Hal itu juga mempengaruhi Melody, hatinya berdenyut nyeri melihat linangan airmata itu. Ingin rasanya ia bangkit dari ranjangnya dan merengkuh wanita itu dalam pelukannya, menenangkan dirinya dan mengatakan semuanya akan baik-baik saja karena Melody kuat. Tetapi hal itu urung ia lakukan karena ia tahu sang bunda belum selesai bercerita.

"Akhirnya kami berdua pergi dengan membawamu yang saat itu masih berumur satu minggu, pergi jauh dari rumah Perkasa. Lalu kami bertemu dengan pasangan Alsaki di sebuah kedai tempat persinggahan kami malam itu. Kebetulan Nyonya Atifa mendengarkan keluhan Ibu yang bingung mencari tempat menginap karena semua terasa terburu-buru sehingga kami belum mempersiapkan. Beliau mengajak kami untuk ke perkebunan milik mereka, kami akhirnya bekerja di sana dan mengasuhmu. Sebelum akhirnya kita seperti yang kamu tahu akhirnya pindah ke rumah Tuan Davka. Jadi Nak, Nyonya Luna inilah ibu kandungmu. Beliau yang selama ini hanya bisa melihatmu dari kejauhan dan hanya bisa memberikan materi tanpa dekapan kasih sayang."

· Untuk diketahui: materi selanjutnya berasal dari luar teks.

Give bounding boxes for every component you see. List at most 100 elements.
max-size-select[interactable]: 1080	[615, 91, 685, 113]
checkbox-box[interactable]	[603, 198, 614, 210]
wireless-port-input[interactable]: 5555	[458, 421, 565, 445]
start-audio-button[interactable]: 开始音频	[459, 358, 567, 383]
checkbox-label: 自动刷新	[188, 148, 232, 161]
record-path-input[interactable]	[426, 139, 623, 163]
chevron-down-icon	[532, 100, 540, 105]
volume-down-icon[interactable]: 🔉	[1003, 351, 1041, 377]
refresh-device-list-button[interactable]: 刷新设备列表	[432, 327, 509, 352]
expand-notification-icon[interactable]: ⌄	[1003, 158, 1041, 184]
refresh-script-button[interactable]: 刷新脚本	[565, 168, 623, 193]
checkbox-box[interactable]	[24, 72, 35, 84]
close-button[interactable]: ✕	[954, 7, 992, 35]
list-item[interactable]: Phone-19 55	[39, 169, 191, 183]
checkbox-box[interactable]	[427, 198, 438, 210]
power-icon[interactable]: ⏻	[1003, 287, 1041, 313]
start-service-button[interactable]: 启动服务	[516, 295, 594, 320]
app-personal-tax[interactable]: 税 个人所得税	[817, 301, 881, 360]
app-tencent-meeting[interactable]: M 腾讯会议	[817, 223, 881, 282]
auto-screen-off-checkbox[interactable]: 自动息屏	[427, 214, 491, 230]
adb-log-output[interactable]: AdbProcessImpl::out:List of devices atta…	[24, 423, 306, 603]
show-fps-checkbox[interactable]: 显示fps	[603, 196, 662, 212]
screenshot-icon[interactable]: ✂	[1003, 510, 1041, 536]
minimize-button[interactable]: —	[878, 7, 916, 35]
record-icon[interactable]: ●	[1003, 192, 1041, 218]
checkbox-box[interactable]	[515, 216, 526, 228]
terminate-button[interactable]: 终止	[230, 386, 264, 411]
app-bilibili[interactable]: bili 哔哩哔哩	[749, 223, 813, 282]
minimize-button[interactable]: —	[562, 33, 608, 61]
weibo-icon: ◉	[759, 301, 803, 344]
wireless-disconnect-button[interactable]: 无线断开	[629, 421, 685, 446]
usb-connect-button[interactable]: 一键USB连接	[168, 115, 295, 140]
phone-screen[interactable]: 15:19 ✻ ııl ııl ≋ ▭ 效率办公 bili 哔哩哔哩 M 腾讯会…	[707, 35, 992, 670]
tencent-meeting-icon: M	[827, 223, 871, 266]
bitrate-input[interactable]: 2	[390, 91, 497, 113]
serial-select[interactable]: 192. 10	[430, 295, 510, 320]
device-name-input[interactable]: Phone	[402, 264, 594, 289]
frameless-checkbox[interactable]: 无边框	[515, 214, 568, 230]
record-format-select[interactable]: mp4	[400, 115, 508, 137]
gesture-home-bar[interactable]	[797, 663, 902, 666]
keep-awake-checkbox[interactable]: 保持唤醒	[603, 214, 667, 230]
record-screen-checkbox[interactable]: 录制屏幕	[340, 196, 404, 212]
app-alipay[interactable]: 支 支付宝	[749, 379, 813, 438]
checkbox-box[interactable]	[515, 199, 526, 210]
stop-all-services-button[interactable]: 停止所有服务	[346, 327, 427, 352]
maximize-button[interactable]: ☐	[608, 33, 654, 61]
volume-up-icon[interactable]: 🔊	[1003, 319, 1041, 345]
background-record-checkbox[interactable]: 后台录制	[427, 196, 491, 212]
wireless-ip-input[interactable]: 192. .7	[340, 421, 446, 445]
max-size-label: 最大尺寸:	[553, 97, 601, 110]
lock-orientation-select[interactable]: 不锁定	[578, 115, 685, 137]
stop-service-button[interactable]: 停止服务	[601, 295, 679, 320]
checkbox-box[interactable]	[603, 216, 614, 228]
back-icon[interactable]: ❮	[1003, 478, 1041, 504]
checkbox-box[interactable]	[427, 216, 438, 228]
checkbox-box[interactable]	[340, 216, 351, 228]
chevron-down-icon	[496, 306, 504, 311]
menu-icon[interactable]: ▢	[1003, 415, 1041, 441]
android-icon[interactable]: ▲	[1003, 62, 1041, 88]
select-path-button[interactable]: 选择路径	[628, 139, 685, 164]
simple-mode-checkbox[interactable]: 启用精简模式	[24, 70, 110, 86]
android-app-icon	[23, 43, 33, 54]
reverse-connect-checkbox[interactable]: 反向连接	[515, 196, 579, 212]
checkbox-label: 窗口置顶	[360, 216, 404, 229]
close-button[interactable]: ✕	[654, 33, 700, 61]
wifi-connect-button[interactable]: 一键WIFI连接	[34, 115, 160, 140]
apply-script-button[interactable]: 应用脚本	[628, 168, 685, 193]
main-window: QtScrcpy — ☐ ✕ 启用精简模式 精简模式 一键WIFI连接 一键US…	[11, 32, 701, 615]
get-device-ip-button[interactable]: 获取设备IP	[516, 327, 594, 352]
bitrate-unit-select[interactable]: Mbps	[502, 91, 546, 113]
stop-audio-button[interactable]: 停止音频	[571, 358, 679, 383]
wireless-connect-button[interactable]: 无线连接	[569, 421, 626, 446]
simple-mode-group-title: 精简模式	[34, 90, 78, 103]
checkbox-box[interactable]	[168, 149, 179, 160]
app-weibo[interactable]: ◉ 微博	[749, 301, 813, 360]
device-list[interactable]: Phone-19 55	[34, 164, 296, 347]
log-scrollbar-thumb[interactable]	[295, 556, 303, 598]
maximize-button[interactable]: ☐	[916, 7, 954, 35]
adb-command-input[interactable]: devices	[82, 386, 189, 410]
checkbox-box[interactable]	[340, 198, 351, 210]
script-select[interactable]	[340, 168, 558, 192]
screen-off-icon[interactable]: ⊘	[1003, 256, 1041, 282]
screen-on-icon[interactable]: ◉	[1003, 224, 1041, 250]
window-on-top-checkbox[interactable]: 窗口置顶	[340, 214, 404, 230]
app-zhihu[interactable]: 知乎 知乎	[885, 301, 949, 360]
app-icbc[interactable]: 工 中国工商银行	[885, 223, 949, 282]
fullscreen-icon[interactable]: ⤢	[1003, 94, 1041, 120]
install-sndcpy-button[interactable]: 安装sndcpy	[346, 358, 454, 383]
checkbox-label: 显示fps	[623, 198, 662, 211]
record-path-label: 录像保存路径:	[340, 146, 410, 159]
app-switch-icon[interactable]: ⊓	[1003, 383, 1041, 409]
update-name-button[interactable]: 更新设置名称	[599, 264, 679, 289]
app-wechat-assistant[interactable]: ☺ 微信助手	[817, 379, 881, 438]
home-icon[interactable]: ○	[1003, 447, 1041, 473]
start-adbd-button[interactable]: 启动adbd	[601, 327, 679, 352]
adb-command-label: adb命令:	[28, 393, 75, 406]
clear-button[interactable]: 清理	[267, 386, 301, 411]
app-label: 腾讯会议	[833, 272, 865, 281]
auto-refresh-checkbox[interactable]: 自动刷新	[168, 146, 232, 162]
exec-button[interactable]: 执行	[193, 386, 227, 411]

Luna sudah tidak mampu menahan dirinya lebih lama lagi. Melihat sosok anak gadisnya di depannya saat ini membuat jiwa keibuannya meronta ingin terpuaskan. Ia segera bangkit dan tanpa mempedulikan bagaimana reaksi Melody dia segera berhambur dan merengkuh tubuh kurus sang putri.

Melody sungguh gadis yang baik hati dan manis, ia pun membalas pelukan ibu kandungnya dan menangis terharu. Apapun yang terjadi wanita ini adalah ibunya darah dagingnya tidak mungkin ia menolak cintanya bukan. Terlebih dahulu ia terpaksa melepaskan demi keselamatannya. Ia membayangkan jika ia sebagai seorang ibu dan harus dipisahkan dari si buah hati, pasti ia tidak akan bisa setegar wanita yang tampak rapuh dan juga kuat di dalam pelukannya saat ini.

Bunyi pintu kamar mandi terbuka dan tampak Adyatama keluar dari sana. Pria itu tersenyum simpul menatap pemandangan di depannya. Ia tidak ingin mengganggu moment pertemuan ibu dan anak tersebut. Ia juga berhambur dan memeluk sang bunda yang masih setia duduk di sofa. Ia menempatkan diri diantara Tinah dan bundanya, ia merengkuh bahu Tinah dan memberikan penghiburan pada pembantunya tersebut. Ia tahu tidak mudah untuk Tinah membuka semuanya tetapi ia yakin Tinah adalah seorang yang tegar.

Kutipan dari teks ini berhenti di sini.